Requirement
Let’s say there is a system which used to extract the data from any source (can be Databases, Rest API, etc.) and dumping into Azure Data Lake Storage aka. ADLS Gen2 storage. Now, we want to access and read these files in Spark for further processing for our business requirement. In this post, we are going to read a file from Azure Data Lake Gen2 using PySpark.
Prerequisite
For this post, it is required to have:
- Azure Data Lake Storage
- Azure Databricks
Solution
In order to access ADLS Gen2 data in Spark, we need ADLS Gen2 details like Connection String, Key, Storage Name, etc.
There are multiple ways to access the ADLS Gen2 file like directly using shared access key, configuration, mount, mount using SPN, etc. Here in this post, we are going to use mount to access the Gen2 Data Lake files in Azure Databricks.

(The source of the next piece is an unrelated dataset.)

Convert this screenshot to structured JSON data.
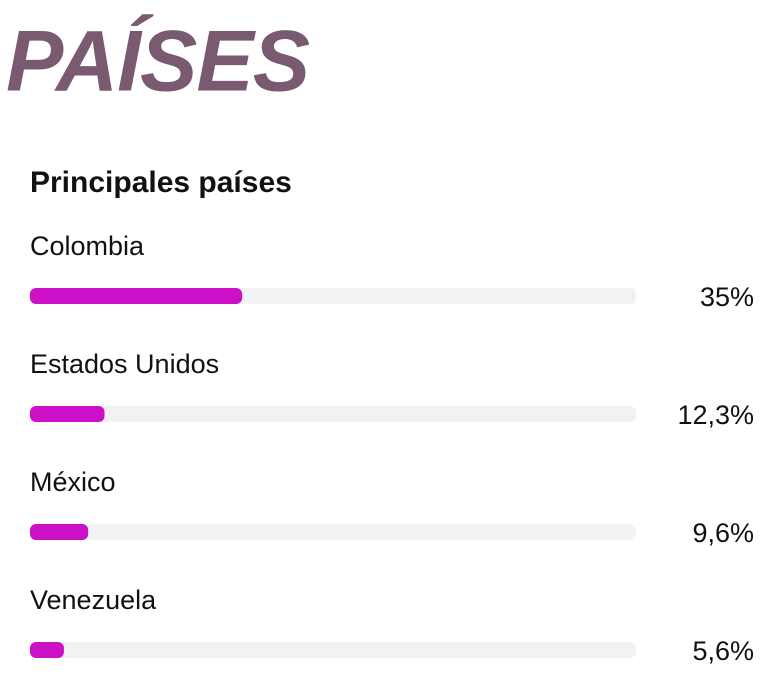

You can refer to the below post to
- Create Mount in Azure Databricks
- Create Mount in Azure Databricks using Service Principal & OAuth
In our last post, we had already created a mount point on Azure Data Lake Gen2 storage. Here, we are going to use the mount point to read a file from Azure Data Lake Gen2 using Spark Scala.
Sample Files in Azure Data Lake Gen2
For this exercise, we need some sample files with dummy data available in Gen2 Data Lake.
We have 3 files named emp_data1.csv, emp_data2.csv, and emp_data3.csv under the blob-storage folder which is at blob-container.
Python Code to Read a file from Azure Data Lake Gen2
Let’s first check the mount path and see what is available:
%fs ls /mnt/bdpdatalake/blob-storage
%python empDf = spark.read.format("csv").option("header", "true").load("/mnt/bdpdatalake/blob-storage/emp_data1.csv") display(empDf)
Wrapping Up
In this post, we have learned how to access and read files from Azure Data Lake Gen2 storage using Spark. Once the data available in the data frame, we can process and analyze this data.